Come risulta evidente, l'indagine della Schiltz fornisce una solida base per la ricerca futura in ambiti quali la prassi esecutiva, l'intenzione compositiva e le tendenze nell'istruzione musicale. Permangono questioni fondamentali sull'uso degli enigmi musicali nella pedagogia. Gli enigmi richiedevano un grado di competenza nella notazione musicale che indicava studenti avanzati, soprattutto dopo il 1530, quando molte delle complessità della notazione mensurale cominciavano a scomparire dalla pratica comune.

L'importanza della cultura dell'enigma musicale non si è estinta con il Rinascimento.
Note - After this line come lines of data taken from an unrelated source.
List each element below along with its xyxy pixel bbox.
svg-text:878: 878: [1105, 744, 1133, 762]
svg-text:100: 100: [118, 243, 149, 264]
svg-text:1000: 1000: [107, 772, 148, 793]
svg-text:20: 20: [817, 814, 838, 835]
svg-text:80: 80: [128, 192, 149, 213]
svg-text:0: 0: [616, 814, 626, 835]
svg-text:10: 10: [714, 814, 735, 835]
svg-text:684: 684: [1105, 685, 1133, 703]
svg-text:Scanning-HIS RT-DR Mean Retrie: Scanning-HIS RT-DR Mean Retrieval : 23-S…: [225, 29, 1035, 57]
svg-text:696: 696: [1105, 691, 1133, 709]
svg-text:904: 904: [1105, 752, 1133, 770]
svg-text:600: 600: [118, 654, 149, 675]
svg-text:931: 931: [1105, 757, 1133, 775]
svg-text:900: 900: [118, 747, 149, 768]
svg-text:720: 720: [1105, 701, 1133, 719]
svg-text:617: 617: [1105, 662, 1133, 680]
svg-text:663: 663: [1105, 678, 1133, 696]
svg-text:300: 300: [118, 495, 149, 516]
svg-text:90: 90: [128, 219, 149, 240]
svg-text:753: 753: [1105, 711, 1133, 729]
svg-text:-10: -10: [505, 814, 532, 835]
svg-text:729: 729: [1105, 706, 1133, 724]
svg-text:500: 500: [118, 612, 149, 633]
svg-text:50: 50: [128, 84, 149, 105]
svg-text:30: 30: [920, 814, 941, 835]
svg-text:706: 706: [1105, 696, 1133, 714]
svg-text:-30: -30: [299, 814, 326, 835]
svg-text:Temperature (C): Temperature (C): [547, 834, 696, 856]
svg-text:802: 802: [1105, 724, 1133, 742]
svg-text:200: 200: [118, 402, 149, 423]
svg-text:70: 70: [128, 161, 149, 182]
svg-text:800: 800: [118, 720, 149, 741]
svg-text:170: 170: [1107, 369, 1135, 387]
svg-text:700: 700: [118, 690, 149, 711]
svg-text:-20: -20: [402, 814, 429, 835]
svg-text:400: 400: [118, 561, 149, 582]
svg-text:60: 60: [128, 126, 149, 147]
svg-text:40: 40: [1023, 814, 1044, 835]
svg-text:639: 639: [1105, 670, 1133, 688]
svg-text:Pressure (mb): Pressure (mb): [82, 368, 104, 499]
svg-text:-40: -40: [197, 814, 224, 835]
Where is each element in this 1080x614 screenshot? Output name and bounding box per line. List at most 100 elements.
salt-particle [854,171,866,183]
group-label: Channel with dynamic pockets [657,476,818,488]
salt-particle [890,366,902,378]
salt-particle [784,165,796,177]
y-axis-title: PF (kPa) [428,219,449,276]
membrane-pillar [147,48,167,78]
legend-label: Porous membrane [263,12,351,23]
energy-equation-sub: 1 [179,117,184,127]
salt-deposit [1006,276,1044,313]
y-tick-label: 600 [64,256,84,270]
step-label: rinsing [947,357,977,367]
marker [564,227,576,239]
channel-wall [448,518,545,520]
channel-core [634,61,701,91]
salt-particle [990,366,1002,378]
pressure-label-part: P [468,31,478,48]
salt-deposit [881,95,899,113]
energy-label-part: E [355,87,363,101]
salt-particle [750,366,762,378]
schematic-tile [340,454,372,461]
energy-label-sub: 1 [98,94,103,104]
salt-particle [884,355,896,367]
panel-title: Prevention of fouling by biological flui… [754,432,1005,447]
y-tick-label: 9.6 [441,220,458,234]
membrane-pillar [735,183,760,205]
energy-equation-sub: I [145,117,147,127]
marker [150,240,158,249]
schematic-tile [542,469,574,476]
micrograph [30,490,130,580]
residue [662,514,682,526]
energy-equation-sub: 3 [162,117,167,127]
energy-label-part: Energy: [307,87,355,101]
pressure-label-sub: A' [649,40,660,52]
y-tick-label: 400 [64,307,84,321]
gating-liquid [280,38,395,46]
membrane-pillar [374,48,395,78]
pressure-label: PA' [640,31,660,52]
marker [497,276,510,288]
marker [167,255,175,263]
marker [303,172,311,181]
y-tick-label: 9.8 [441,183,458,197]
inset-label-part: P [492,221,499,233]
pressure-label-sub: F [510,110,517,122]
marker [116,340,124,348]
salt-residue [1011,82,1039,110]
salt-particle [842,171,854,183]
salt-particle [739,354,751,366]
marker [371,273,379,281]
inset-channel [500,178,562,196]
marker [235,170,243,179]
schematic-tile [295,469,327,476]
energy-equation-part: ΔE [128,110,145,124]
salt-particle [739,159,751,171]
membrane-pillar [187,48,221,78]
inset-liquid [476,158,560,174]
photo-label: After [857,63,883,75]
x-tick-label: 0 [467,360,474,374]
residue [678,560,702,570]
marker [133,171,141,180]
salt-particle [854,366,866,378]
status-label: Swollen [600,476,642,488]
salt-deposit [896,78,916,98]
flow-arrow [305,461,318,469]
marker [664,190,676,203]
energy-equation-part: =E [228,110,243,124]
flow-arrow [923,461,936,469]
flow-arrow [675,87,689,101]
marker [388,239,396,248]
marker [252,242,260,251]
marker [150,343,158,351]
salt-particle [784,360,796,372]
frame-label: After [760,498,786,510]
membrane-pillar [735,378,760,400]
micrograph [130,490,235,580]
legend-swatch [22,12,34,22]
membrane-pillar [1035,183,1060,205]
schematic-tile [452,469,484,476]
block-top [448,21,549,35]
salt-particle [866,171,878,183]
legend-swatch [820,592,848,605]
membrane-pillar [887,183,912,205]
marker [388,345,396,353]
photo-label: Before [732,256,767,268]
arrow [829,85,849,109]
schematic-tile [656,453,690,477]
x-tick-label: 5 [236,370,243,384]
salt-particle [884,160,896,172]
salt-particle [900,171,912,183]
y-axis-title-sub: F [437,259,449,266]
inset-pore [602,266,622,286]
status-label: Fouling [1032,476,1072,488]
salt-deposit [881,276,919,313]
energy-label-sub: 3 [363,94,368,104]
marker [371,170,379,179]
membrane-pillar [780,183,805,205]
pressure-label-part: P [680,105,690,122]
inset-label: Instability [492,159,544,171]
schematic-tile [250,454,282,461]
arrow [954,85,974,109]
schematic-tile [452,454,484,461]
Come nota Schiltz, la sua persistenza si ritrova nel capolavoro di Bach, L'Offerta Musicale, culmine di trecento anni di sperimentazione contrappuntistica, in cui il compositore ritenne opportuno includere l'enigma "cerca e troverai" (Querendo invenietis).

La lezione principale che emerge è la capacità della musica rinascimentale di diventare un terreno di gioco intellettuale, coinvolgendo compositore, esecutore e pubblico in un percorso di scoperta in cui il segreto stimola anziché limitare. "Music and Riddle Culture in the Renaissance" conduce il lettore al cuore di un’epoca che celebrava il piacere dell’enigma e la forza creativa dell’interpretazione, mostrando come l’arte dei riddles abbia fortemente influenzato l’immaginario sonoro delle corti e delle cappelle fra Quattro e Seicento.